IEEE Trans Cybern. 2014 Dec;44(12):2379-90. doi: 10.1109/TCYB.2014.2307121.
The use of depth maps is of increasing interest after the advent of cheap multisensor devices based on structured light, such as Kinect. In this context, there is a strong need of powerful 3-D shape descriptors able to generate rich object representations. Although several 3-D descriptors have been already proposed in the literature, the research of discriminative and computationally efficient descriptors is still an open issue. In this paper, we propose a novel point cloud descriptor called spherical blurred shape model (SBSM) that successfully encodes the structure density and local variabilities of an object based on shape voxel distances and a neighborhood propagation strategy. The proposed SBSM is proven to be rotation and scale invariant, robust to noise and occlusions, highly discriminative for multiple categories of complex objects like the human hand, and computationally efficient since the SBSM complexity is linear to the number of object voxels. Experimental evaluation in public depth multiclass object data, 3-D facial expressions data, and a novel hand poses data sets show significant performance improvements in relation to state-of-the-art approaches. Moreover, the effectiveness of the proposal is also proved for object spotting in 3-D scenes and for real-time automatic hand pose recognition in human computer interaction scenarios.

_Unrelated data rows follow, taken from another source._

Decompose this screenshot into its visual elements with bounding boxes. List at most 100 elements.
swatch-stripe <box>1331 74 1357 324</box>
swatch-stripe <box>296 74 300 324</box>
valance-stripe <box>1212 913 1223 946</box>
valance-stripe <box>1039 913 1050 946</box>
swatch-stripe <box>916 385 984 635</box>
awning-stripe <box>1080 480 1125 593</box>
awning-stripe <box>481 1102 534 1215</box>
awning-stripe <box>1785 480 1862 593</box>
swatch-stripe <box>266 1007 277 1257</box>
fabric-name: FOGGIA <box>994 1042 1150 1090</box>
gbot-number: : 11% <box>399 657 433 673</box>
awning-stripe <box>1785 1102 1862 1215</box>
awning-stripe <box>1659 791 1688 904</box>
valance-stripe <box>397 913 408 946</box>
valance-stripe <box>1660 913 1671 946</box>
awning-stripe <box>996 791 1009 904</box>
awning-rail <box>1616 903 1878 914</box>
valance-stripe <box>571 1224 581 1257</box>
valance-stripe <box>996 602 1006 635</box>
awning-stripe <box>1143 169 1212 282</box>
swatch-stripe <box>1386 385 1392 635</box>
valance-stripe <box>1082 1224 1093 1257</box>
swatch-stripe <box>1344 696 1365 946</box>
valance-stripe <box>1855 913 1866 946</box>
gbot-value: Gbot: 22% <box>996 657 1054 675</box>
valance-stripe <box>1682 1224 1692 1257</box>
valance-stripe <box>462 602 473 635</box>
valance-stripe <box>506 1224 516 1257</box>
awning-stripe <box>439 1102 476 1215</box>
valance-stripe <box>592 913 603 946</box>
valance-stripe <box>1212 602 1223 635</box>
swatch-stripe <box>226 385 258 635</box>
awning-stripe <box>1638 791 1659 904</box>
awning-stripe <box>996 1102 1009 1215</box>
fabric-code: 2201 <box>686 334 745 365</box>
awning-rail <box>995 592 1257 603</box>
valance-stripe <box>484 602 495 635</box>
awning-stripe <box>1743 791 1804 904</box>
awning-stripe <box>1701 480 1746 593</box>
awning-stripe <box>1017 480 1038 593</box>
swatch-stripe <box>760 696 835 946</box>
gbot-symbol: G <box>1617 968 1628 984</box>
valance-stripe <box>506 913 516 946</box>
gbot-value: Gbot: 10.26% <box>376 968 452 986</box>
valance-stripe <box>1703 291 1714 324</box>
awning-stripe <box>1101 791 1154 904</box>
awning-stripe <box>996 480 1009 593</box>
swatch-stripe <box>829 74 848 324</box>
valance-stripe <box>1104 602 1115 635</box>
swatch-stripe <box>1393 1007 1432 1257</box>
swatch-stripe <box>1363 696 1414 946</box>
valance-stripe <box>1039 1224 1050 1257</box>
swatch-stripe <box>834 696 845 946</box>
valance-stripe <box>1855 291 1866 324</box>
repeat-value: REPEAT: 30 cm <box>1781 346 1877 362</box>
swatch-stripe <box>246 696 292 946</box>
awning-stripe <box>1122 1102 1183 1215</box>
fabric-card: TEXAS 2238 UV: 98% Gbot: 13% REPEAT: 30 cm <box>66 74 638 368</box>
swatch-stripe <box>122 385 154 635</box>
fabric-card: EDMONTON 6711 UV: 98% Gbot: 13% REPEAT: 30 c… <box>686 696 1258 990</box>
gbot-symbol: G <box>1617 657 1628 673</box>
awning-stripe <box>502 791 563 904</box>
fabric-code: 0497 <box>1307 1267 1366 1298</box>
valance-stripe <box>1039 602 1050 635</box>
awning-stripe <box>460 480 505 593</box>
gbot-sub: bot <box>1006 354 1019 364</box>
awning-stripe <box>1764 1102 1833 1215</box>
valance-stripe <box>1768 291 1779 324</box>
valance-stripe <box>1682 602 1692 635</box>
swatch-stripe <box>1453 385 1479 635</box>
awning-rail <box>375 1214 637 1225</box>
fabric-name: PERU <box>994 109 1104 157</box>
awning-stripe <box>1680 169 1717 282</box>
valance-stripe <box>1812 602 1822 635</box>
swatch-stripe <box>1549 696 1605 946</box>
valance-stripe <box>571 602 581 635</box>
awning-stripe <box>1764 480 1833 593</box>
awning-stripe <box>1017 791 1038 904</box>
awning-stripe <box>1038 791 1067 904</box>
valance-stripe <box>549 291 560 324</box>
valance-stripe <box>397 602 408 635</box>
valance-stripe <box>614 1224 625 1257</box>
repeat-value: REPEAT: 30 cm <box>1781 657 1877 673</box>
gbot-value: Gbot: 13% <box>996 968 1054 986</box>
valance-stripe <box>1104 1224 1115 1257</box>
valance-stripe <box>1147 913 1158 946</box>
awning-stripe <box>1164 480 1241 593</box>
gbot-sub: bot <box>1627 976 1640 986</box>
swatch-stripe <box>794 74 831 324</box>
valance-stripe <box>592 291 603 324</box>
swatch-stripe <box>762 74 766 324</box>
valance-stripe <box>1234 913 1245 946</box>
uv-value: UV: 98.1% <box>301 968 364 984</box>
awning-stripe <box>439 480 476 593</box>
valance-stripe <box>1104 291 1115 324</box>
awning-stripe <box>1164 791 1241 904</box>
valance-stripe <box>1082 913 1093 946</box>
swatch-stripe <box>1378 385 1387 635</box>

在廉价的多传感器设备(如 Kinect)基于结构光出现之后,深度图的使用变得越来越有吸引力。在这种情况下,人们强烈需要能够生成丰富对象表示的强大的 3-D 形状描述符。尽管已经在文献中提出了几种 3-D 描述符,但具有判别力和计算效率的描述符的研究仍然是一个开放的问题。在本文中,我们提出了一种新的点云描述符,称为球形模糊形状模型(SBSM),它基于形状体素距离和邻域传播策略成功地编码了物体的结构密度和局部变化。所提出的 SBSM 被证明是旋转和尺度不变的,对噪声和遮挡具有鲁棒性,对于复杂物体(如人手)的多个类别具有高度的判别力,并且由于 SBSM 的复杂度与物体体素的数量呈线性关系,因此计算效率很高。在公共深度多类对象数据、3-D 面部表情数据和新的手姿势数据集上的实验评估表明,与最先进的方法相比,性能有了显著提高。此外,该提案还证明了其在 3-D 场景中的对象定位和人机交互场景中的实时自动手姿势识别中的有效性。